Sunday, December 30, 2007
In 1967, Kathrine Switzer became the first woman to enter the Boston Marathon. Little did she know, women were not supposed to enter the Boston Marathon, a belief brought home to her when Jock Semple, the race's organizer tried to knock her over and take the number off of her, iconically captured in a series of AP photos.
Her book, Marathon Woman, is a study leading up to that day, and the revolution that followed. It is interesting to note, in this day and age of instant celebrity, that after "the incident" Kathrine Switzer managed to fade back into relative anonymity.
But we runners can rarely leave things alone, and Boston kept gnawing at her, as did the larger picture of women's running, and the grand picture of women's sports.

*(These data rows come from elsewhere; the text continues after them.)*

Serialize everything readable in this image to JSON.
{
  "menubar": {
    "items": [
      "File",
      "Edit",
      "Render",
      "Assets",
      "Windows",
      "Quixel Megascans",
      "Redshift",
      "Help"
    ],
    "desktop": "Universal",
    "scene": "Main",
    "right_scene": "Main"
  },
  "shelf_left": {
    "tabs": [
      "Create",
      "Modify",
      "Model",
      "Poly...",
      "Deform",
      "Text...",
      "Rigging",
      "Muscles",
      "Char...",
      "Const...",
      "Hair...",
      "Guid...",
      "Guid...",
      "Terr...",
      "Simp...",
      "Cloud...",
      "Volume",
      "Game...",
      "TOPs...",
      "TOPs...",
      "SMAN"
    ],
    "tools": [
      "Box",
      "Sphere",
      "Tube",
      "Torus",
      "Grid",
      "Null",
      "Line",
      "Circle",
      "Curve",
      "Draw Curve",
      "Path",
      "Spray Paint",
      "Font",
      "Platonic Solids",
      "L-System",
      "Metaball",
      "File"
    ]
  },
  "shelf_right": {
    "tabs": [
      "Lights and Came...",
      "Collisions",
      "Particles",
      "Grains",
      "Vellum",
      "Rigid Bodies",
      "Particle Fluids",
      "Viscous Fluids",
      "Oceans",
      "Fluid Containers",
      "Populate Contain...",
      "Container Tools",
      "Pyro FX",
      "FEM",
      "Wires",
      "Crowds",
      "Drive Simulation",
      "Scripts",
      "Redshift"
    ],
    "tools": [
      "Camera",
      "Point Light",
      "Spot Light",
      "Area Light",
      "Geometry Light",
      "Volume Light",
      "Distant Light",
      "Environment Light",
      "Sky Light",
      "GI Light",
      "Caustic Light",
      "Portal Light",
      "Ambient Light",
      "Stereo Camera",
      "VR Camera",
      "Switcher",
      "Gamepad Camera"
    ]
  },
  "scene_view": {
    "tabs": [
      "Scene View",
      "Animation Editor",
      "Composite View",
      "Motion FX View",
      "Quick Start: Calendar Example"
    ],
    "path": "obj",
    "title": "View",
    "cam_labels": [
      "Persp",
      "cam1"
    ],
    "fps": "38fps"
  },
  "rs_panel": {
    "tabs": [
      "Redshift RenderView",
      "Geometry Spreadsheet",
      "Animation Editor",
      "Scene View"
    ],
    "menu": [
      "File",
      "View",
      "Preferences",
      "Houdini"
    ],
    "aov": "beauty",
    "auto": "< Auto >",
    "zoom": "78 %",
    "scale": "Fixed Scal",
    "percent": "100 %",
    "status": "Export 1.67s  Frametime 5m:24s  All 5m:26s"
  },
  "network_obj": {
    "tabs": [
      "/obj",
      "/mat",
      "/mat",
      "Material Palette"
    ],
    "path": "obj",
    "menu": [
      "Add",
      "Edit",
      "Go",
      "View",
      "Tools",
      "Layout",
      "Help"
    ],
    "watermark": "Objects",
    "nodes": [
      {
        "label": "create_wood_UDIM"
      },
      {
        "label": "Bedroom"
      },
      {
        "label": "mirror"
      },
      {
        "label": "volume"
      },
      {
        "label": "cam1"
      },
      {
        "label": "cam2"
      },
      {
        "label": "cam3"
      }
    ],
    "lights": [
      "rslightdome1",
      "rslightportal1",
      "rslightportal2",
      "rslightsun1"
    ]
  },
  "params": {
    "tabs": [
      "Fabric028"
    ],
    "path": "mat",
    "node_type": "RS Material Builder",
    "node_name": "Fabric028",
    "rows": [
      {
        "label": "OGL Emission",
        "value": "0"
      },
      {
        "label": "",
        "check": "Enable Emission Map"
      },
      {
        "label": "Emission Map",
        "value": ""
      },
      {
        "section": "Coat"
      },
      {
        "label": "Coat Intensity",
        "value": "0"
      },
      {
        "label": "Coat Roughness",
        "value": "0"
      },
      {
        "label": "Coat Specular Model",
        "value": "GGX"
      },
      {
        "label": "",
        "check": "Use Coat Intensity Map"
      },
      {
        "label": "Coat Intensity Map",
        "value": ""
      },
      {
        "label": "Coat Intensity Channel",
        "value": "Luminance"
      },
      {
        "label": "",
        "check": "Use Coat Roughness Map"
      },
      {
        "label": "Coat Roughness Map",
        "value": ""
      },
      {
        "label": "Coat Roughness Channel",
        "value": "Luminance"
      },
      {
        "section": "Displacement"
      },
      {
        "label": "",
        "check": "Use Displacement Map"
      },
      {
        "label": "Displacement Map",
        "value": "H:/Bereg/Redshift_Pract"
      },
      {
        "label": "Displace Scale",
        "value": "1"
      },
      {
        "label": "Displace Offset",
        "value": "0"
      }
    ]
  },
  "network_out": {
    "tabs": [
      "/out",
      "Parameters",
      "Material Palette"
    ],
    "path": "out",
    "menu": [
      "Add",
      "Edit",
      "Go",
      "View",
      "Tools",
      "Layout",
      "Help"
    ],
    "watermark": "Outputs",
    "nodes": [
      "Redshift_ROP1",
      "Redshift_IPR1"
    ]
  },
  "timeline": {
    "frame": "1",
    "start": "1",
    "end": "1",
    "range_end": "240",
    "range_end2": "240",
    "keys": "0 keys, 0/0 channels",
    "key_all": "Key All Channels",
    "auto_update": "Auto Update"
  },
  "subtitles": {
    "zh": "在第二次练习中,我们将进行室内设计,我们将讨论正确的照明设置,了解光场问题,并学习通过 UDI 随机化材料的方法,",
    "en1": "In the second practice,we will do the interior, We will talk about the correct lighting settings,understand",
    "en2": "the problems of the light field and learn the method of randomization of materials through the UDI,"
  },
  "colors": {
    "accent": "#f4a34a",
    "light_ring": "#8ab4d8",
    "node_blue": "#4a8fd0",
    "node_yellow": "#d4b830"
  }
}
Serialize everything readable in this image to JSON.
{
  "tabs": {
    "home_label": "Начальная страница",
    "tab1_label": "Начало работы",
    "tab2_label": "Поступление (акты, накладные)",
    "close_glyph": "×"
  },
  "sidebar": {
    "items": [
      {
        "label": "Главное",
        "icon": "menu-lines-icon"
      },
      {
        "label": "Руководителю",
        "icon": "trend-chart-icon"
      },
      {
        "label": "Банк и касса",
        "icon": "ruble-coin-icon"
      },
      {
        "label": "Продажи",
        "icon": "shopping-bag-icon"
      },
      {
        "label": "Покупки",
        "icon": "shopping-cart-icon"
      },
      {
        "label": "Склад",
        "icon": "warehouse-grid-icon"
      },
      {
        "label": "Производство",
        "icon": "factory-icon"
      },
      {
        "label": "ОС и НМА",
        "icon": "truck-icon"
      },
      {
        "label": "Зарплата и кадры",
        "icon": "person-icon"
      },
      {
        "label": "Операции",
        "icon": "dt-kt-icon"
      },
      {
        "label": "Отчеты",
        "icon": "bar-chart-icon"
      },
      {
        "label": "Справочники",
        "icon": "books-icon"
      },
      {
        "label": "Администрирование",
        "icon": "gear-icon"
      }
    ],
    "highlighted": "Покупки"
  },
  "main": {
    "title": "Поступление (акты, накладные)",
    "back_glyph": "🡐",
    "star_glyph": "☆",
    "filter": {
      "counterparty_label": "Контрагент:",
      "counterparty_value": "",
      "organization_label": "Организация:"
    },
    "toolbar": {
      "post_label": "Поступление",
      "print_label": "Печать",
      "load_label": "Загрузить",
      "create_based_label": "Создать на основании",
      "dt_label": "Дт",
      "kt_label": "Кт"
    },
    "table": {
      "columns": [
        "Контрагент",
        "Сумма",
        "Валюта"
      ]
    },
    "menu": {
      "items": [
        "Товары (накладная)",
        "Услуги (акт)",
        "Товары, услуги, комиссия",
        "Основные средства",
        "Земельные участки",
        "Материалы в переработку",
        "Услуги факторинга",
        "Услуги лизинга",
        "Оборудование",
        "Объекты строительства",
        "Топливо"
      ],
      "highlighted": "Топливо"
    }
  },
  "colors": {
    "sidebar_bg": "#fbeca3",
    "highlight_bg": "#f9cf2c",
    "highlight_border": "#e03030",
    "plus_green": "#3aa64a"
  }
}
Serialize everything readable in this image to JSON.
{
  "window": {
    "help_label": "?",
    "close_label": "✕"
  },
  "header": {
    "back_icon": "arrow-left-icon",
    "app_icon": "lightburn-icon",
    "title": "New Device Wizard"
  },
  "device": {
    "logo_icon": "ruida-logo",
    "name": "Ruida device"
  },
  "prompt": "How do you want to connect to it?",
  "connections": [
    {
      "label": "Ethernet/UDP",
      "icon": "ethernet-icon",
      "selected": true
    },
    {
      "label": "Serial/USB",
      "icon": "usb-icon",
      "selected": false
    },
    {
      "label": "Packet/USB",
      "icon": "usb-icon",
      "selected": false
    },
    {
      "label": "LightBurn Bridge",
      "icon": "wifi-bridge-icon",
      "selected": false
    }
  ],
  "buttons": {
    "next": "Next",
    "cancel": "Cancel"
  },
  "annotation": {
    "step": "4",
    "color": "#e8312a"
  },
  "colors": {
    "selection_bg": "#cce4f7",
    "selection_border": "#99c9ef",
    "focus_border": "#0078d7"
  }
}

Her book chronicles her journey through a period of time, not that distant, when women had few sporting opportunities and the prevailing belief was that long-distance running just might damage the baby-maker (my phrase, not hers). Switzer fought to develop women's only running events to empower women across the world, eventually leading to the first women's marathon in the 1984 games. Improbably, Switzer called the race as an analyst for ABC that day, as Joan Benoit ran into the history books.
Kathrine Switzer's story is amazing, her grit and resilience is admirable and the story she weaves, through the ins and outs of the women's liberation movement, the empowering of women through sport, and the revolution of which she was both participant and leader, is a riveting read.